Tajuddin was invited to a meeting of selected Umno MPs from Perak at Muhyiddin Yassin’s (left) Bukit Damansara home. An allegedly irate Tajuddin then took over the wheel of the car but he was equally at a loss to find the DPM’s residence.

Since the time the driver, who is from Sg Manik, lodged a report over the alleged incident at the police station in his kampong, Pasir Salak’s most famous denizen has not been seen in the constituency.
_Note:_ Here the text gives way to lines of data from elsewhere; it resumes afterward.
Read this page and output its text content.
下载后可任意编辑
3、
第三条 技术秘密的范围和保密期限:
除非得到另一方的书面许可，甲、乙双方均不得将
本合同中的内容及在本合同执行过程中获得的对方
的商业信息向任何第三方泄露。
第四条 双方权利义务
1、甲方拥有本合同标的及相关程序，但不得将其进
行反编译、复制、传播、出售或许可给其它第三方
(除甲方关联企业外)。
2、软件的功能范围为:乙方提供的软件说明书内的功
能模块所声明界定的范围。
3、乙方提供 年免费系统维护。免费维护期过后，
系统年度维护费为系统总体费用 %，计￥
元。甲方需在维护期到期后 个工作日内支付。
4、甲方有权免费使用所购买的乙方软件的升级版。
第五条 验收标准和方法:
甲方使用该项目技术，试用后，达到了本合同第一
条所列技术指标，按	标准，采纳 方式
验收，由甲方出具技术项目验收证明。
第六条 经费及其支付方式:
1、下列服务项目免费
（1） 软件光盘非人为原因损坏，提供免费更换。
The police there it is said want to talk to him.

No doubt this story factored in accounting for the outsize crowd at Anwar’s Sg Manik ceramah, though it detracts from his indisputable magnetism as a draw on the hustings.

But after PKR’s head of Bureau of National Unity and Religious Understanding, Mohd Nor Manuty, had given a painstaking explanation of the ‘Allah’ issue from the theological standpoint, Anwar took over and riveted the crowd who must have felt some gratitude to Tajuddin Rahman for having giving them added impetus to be present.
‘Allah’ can be used by Christians
Essentially, Anwar rehearsed what he had said earlier at Slim River, the narrative this time having with more Islamic inflections.

His skilful staccato attack on the administration of Prime Minister Najib Abdul Razak (right) drew laughter and applause.

He revealed that during his mid-January visit to Lebanon for an Islamic conference, he spoke to renowned preacher Sheikh Yusuf Qardawi and other comparably weighty scholars who held that the term ‘Allah’ can be used by Christians.

He also said these scholars condemned as vicious the attack on his character implied by the sodomy charges preferred against him.

By the time Malaysia’s most famous stump orator wound up close to midnight, the memory of the bannered slurs against his Malay-Muslim identity had faded into the inky night.

And the alleged incident concerning Pasir Salak’s parliamentary rep was reduced to a mere footnote in the larger saga of Sodomy II.